Security sources have previously said the pagers carried the name of Taiwan-based Gold Apollo, though the company has asserted that it did not make them. Taiwan’s government has also said the pagers were not made in Taiwan.
Taipei prosecutors, who were investigating the case, said in a statement the AR-924 pager model that exploded in Lebanon was manufactured, traded, and shipped by a firm called Frontier Group Entity, and made outside of Taiwan. They added, however, that Gold Apollo had authorized the company to use the Apollo trademark.
“There is no evidence indicating that any domestic manufacturers or individuals were accomplices in the relevant explosions, violating the Counter-Terrorism Financing Act, or engaging in other illegal activities,” the prosecutors said in a statement.
“No concrete evidence of criminal activity has been discovered in this case, nor have any specific individuals been implicated in any criminal activity, following a comprehensive investigation.”
Prosecutors have previously confirmed that they questioned Gold Apollo’s president and founder Hsu Ching-kuang and a woman called Teresa Wu, the sole employee of a company called Apollo Systems Ltd.

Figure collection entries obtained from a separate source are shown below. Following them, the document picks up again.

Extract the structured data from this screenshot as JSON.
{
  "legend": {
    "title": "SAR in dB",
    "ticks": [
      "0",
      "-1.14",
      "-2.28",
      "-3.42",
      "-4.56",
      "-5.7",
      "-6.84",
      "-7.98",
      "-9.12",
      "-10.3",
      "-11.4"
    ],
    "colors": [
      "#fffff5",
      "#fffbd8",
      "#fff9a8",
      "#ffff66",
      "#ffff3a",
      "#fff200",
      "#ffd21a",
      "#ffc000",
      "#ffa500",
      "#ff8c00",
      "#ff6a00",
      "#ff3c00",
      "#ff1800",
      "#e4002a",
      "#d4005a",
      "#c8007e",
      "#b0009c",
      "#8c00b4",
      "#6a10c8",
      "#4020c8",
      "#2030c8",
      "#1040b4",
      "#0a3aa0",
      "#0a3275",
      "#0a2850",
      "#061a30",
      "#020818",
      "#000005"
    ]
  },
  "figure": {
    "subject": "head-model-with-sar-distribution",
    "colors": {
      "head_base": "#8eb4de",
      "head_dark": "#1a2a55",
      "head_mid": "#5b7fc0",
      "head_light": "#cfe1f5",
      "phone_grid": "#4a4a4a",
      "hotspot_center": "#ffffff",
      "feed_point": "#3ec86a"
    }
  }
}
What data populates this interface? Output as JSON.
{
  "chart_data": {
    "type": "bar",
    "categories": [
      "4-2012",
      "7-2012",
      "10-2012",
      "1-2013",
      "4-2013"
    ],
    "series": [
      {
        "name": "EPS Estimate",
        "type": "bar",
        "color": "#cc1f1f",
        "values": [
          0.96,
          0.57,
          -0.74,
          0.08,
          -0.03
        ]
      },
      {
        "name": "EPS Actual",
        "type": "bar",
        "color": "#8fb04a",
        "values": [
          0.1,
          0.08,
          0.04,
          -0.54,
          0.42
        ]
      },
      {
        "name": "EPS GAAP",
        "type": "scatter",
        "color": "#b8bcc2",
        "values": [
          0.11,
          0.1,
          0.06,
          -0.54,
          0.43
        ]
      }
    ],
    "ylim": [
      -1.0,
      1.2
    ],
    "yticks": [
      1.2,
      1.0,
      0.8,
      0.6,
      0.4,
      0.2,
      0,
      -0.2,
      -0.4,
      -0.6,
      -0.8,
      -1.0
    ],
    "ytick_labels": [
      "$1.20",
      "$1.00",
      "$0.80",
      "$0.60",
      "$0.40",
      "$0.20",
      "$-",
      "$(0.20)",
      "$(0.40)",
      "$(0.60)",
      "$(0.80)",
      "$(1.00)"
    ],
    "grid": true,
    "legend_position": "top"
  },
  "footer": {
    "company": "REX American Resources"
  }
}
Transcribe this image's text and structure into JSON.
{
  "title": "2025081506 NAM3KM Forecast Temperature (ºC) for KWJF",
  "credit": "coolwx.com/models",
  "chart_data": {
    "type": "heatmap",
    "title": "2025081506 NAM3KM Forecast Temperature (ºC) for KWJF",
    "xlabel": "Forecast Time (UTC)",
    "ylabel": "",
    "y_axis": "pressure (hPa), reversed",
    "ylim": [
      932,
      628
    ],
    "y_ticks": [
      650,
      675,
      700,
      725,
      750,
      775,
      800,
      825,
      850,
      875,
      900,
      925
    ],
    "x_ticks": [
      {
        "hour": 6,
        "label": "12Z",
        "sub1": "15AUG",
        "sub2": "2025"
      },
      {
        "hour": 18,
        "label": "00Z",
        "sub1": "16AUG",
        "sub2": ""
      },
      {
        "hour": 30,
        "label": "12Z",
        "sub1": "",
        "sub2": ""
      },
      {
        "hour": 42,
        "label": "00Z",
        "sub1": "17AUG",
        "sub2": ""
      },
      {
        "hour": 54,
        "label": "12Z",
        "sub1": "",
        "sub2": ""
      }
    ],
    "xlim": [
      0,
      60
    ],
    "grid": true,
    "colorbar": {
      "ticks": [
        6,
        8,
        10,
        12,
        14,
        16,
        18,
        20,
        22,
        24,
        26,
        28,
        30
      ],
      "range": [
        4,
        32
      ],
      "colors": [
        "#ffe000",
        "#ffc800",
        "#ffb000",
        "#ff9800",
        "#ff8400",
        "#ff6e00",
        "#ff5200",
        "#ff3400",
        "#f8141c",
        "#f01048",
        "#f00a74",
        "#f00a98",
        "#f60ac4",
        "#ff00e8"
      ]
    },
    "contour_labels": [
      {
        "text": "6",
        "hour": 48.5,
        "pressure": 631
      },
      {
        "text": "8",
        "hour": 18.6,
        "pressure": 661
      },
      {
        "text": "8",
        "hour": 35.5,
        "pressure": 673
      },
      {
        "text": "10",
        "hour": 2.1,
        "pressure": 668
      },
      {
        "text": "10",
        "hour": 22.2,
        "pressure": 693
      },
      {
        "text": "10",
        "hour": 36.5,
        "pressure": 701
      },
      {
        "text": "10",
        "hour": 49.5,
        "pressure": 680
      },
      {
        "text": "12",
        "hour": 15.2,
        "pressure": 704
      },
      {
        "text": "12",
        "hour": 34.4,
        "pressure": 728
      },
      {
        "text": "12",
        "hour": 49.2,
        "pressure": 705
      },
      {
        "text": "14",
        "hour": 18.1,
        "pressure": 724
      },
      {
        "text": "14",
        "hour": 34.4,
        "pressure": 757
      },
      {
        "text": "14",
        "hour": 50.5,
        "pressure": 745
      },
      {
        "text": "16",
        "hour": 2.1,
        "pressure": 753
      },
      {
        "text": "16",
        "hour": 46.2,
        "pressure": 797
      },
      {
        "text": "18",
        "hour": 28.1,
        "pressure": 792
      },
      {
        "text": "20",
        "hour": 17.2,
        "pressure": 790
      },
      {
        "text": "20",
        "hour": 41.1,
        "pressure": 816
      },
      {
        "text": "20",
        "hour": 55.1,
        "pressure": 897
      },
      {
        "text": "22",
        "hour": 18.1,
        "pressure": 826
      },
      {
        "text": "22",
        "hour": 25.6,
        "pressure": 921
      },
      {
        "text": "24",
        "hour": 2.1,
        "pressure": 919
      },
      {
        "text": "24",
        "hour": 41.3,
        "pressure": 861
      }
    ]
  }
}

In their statement, the prosecutors said Wu acted as a liaison with Frontier, but there was no evidence she “had prior knowledge or participated in any conspiracy or collaboration related to the explosion incidents.”
The prosecutors said there was some information they did not know, including the exact identities of the Frontier employees Wu communicated with.
It said one person was called “T” and was presumably the head of Frontier, while another was called “M” and was presumably the sales director.
Gold Apollo told Reuters it had also just seen the prosecutors’ statement, and that it was not immediately able to comment further.
Gold Apollo previously denied producing the devices and instead pointed the finger at its Budapest-based partner BAC Consulting KFT, alleged in some reports to be a Mossad front company.
Lebanon said nearly 3,000 people were wounded in the attack. The toll did not differentiate between civilians and members of the terror group, and among the wounded was Tehran’s ambassador to Lebanon Mojtaba Amani.
A Hezbollah official told Reuters that the attacks put 1,500 of the group’s fighters out of commission due to their injuries, with many having been blinded or had their hands blown off.
In the aftermath, various media outlets reported that the attack was a highly sophisticated Israeli intelligence operation years in the making in which Hezbollah was fooled into purchasing the compromised devices.
The explosions were followed up by a series of Israeli airstrikes that took out much of Hezbollah’s command structure, including terror chief Hassan Nasrallah, and an ongoing limited ground operation in southern Lebanon to eliminate the immediate threats posed by the terror group to Israel’s northern border communities.